For some it appeared as though Turkey was washing its hands of ISIS fighters in custody at the very moment it needed to keep them under a tight guard.
Many foreign governments and policymakers see Turkey’s operation as an intervention that can only favour ISIS. A good number – playing into longstanding conspiracy theories popular in the West – whisper that this is either the inevitable result of Turkish carelessness, or the consequence of a Turkish policy of covertly aiding ISIS against the SDF and the People’s Protection Units (YPG), the Kurdish militia that is its biggest component.
Turkish authorities see the YPG and SDF as a national security threat due to what it says is their links to the Kurdistan Workers’ Party (PKK), which has been fighting for self-rule in Turkey’s mainly Kurdish southeast since 1984. Both the YPG and SDF deny any organisational links to the PKK and say they have never threatened Turkey.
Burak Bilgehan Özpek, assistant professor in the department of international relations at the TOBB University of Economics and Technology said: ‘Turkey’s operation has apparently weakened YPG’s capacity, which is supposed to be used to control ISIS-held areas. ISIS is not an artificial phenomenon and it has roots in the society as well.
‘So, it has revealed security risks for the West and the region. That is why dissimilar actors from Israel to Iran, from the EU to Arab League, from China to Russia have criticised [Turkey’s] operation. Kurds may also use the ISIS card in order to preserve their autonomy in the east of Syria. So, the ISIS card is important for any actor in the region to use as a bargaining chip. Therefore, the perception of the risk is more important than the risk itself.’
Özpek said the argument that the Turkish military’s Syria offensive was damaging the fight against ISIS was being undermined by Turkey’s actions.
‘Turkey is a member of the anti-ISIS coalition and it helped the YPG to capture ISIS-held areas. In return for its contribution to the anti-ISIS coalition, Turkey believes that it has the right to fight against PKK terrorism after the defeat of ISIS’, Özpek said. ‘This policy implies that Turkey wants to take over the mission of controlling ISIS if it is allowed to invade Syria and clean its borders’.
Turkey took no responsibility for imprisoning ISIS members, he said, but would aim to repatriate them to their home countries.

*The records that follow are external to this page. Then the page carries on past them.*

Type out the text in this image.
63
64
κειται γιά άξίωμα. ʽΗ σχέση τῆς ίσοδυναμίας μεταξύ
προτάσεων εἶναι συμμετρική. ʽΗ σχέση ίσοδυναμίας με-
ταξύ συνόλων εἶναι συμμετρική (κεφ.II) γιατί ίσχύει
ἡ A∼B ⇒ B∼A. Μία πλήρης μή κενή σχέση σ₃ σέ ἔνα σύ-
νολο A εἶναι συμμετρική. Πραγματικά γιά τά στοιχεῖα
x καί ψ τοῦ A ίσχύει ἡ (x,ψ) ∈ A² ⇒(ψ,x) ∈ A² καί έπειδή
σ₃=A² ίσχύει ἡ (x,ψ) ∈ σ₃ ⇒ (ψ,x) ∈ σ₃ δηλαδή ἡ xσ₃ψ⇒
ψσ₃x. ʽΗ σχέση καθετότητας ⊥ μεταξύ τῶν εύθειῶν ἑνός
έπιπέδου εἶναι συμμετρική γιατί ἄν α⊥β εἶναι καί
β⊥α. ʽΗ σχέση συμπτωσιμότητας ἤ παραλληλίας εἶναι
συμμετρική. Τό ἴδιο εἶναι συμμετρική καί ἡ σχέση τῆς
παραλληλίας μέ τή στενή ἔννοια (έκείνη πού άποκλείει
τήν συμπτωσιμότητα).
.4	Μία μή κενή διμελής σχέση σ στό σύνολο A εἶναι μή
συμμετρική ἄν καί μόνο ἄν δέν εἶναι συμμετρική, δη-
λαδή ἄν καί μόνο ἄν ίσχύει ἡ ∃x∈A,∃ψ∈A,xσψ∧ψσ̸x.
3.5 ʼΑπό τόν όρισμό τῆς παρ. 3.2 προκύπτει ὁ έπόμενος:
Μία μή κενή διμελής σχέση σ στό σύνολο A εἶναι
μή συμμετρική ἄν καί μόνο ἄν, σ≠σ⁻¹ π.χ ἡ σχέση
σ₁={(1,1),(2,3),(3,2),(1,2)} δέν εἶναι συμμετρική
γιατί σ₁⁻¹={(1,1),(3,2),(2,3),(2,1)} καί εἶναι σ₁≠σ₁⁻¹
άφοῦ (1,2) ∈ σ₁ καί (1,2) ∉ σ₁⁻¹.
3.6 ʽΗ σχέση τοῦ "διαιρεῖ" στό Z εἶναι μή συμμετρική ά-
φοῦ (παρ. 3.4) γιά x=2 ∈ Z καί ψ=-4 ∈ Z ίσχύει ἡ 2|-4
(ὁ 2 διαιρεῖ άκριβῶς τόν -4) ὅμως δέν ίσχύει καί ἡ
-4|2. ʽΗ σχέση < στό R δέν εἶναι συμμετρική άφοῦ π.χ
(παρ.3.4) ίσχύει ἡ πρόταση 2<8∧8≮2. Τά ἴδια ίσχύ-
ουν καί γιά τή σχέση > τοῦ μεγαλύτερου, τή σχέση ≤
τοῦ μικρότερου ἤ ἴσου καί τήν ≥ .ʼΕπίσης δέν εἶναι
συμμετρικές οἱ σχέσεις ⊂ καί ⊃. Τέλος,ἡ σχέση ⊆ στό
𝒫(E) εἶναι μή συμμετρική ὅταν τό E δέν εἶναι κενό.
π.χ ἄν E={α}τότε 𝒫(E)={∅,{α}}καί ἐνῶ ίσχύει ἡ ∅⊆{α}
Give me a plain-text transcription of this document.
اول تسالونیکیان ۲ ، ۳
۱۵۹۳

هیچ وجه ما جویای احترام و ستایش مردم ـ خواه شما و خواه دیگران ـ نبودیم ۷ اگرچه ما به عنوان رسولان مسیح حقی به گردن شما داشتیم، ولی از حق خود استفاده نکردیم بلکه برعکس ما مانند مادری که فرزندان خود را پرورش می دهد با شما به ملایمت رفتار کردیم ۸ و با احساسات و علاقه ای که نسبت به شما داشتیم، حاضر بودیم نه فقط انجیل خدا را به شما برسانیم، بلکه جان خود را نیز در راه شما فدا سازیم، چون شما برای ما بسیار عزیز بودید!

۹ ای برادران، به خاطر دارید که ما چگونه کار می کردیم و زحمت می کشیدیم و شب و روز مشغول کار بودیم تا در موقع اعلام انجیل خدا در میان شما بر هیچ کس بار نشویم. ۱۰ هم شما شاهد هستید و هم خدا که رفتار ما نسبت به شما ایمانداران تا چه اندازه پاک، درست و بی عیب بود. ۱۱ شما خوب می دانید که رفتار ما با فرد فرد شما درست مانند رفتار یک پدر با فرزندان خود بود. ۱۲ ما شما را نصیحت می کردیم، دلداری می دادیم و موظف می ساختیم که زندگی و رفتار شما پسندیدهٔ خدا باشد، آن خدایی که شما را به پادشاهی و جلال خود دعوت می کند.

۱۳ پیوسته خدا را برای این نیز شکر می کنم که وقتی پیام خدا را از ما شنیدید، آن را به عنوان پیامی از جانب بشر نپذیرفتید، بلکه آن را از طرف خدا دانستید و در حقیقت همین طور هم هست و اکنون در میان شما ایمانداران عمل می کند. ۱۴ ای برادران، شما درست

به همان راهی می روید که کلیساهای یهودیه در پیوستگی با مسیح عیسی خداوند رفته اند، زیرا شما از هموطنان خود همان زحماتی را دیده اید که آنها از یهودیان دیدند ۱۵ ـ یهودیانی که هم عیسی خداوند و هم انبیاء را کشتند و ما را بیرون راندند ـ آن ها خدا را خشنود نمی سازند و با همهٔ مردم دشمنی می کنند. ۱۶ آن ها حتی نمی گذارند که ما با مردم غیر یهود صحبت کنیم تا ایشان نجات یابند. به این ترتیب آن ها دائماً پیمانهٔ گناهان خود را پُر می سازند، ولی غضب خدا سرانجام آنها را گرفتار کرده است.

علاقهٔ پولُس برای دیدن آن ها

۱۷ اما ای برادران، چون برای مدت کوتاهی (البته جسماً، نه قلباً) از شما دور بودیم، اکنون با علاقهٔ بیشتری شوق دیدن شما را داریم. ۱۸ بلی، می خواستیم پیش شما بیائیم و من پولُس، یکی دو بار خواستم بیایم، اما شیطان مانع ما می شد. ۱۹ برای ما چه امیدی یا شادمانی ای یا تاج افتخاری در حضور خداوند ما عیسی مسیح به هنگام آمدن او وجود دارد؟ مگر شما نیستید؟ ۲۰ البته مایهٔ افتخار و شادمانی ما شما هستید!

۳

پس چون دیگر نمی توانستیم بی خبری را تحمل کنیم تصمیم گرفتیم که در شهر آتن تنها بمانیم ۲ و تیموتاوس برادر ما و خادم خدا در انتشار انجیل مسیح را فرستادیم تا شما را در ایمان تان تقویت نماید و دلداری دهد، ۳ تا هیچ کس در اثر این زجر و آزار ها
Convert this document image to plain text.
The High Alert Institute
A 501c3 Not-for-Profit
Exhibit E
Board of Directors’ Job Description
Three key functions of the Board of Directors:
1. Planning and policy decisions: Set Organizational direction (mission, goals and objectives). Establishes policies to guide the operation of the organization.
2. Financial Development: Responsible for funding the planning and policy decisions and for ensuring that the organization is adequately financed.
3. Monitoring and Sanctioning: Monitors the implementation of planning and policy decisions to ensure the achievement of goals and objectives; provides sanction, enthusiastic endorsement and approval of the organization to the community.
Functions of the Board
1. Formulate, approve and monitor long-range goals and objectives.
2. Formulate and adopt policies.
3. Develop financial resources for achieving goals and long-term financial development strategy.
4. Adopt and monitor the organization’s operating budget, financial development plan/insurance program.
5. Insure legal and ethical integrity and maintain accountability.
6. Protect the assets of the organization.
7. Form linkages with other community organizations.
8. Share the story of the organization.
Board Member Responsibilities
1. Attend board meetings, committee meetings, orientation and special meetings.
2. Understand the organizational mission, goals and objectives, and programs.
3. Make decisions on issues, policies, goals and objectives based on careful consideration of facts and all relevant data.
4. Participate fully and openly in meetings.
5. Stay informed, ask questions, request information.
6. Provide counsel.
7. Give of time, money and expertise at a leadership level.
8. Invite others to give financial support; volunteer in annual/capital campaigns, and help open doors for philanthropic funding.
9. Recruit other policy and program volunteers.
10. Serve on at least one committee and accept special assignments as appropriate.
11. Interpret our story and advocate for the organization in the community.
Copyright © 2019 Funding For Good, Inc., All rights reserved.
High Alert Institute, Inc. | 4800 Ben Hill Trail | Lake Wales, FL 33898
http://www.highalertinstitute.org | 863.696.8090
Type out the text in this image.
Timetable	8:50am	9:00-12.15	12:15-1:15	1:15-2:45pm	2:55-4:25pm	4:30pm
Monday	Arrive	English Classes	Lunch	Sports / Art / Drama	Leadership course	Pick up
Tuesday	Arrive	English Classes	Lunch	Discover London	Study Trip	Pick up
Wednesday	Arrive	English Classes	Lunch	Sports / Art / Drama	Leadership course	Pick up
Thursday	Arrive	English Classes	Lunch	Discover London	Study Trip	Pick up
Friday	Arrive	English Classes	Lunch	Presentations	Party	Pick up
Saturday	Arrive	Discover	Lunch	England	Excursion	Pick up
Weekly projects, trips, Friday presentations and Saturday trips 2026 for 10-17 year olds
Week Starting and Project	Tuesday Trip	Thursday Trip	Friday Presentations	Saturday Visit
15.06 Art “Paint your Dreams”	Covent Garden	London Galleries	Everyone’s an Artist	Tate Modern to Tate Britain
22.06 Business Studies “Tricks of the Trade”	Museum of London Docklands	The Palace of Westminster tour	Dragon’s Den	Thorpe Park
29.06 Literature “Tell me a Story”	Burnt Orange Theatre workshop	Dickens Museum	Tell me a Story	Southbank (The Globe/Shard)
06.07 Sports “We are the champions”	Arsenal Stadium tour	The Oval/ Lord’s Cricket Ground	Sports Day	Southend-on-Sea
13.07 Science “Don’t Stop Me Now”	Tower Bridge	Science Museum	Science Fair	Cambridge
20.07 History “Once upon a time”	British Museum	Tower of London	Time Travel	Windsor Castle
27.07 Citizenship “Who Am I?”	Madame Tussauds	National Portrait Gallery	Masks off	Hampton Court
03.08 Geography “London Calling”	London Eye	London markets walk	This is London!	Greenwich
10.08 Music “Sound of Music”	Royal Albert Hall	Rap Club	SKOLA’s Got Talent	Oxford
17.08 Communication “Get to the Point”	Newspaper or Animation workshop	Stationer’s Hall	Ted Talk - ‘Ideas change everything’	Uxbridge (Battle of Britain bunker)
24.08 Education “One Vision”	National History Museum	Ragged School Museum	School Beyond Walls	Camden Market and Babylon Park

Although Western governments have condemned Turkey’s incursion into Syria, it appears there has been some movement on the issue of repatriation. Nations like Britain had stripped those who went to fight for ISIS of citizenship in a legally suspect bid to defer their return, but now repatriation is being discussed.
Britain has made steps to bring home those who never wished to go to Syria and have nowhere else to go. For the moment, this means the return of orphans of British ISIS members, but there are hints that the repatriation of fighters to face prosecution, as well as children, may soon follow.
‘I do think that there is an intent, at least again reported, that they will bring back the women at least, and all the Brits, including the men … Cases where individuals are left stateless will create a legal quagmire’, Ali said.
‘Our relationship with Turkey has become more strained. Turkey’s internal attitudes towards Syrians and refugees, and of course any persons [Turkey is] holding, has become a lot more contentious, and the threats being made by a more and more unstable authoritarian leader in Erdoğan are obviously part of the calculation’, Ali said.
‘The consequences of the forced repatriation are probably good in many ways’, Whiteside said. ‘After dodging responsibility for so long, there is a chance to get better intelligence about the networks that facilitated the original migration, and a sense of justice and accountability at home that can help prevent any future wave from Europe and elsewhere.
‘These waves have been cyclical and growing in strength’, Whiteside said. ‘This is a good antidote, but for European countries in particular, forced medicine by the Turks.’